Мы молчим недолго. Потом Забелина говорит:
— Вот я рассказала, что могла, что знала. Детали? О деталях поговорите с Галиной. Это ее порыв, ее жар, ее победа, это все делали ее комсомольцы.
Сегодня комсомольским вожаком в цехе другой. Но тот жар души, что влила Галина в молодежное житье-бытье, стал как те каленые уголья костра, в который что ни упадет — все охватит огнем его жгучий, неугасающий жар.
— Вот и она тоже, — говорит Забелина, — начинала простой, малоприметной девчонкой, а недалек день — станет инженером-химиком. Недавно тоже в партию приняли. — Валентина Александровна умолкает, будто вспоминая, все ли рассказала про Галину Ложкину, потом повторяет задумчиво и как бы уже только для себя:
— Простая девчонка…
И нотки материнской теплоты слышатся в словах.
А те двое, слесарь и аппаратчица, завербованные баптисткой в секту? Как и что они?
— Они?.. Они тоже с нами. Заживилась и у них душа.
Наш разговор прерывается. Навстречу идет по проходу цеха молодая статная женщина в комбинезоне, в косынке, похожей на лоскут алого пламени.
— Валентина Александровна! Пошла, пошла серия! — радостно еще издали говорит она и, поравнявшись с нами, облегченно вздыхает, повторив еще раз: — Наконец-то пошла!

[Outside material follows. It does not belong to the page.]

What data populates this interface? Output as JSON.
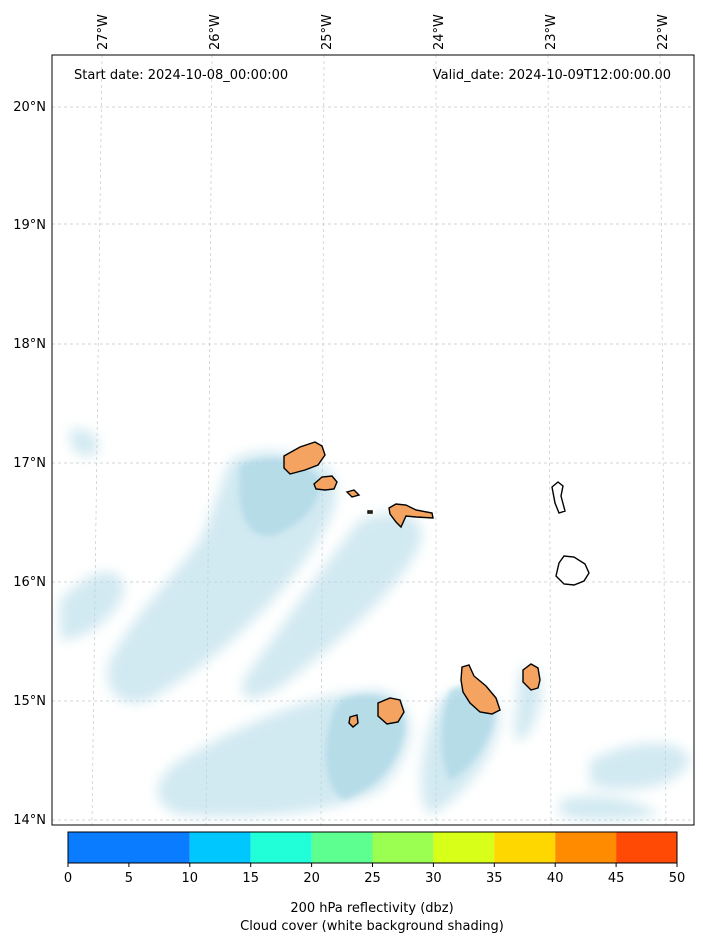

Это старший аппаратчик отделения коммунистического труда (того самого, которым руководит инженер Кирьянова) Галина Петровна Вербицкая доложила начальнику цеха о пуске после ремонта, или, как здесь говорят, после перемонтажа, серии электролизных ванн.
По голосу, по глазам, по тому, наконец, что вовсе и не заметила рядом с начальником цеха кого-то незнакомого, можно понять — настоящая, глубинная радость рвется из человека. Чтоб не помешать ей, отступаю в сторонку. А Вербицкая торопится рассказать Забелиной про то, как не получалось вначале, как при включении ванн «где-то так закорачивало, что со щитка искры снопом летели», и как упрямые электрики разыскали в конце концов «заковыку»: качество ремонта оказалось тут ни при чем, просто подвел электрокабель.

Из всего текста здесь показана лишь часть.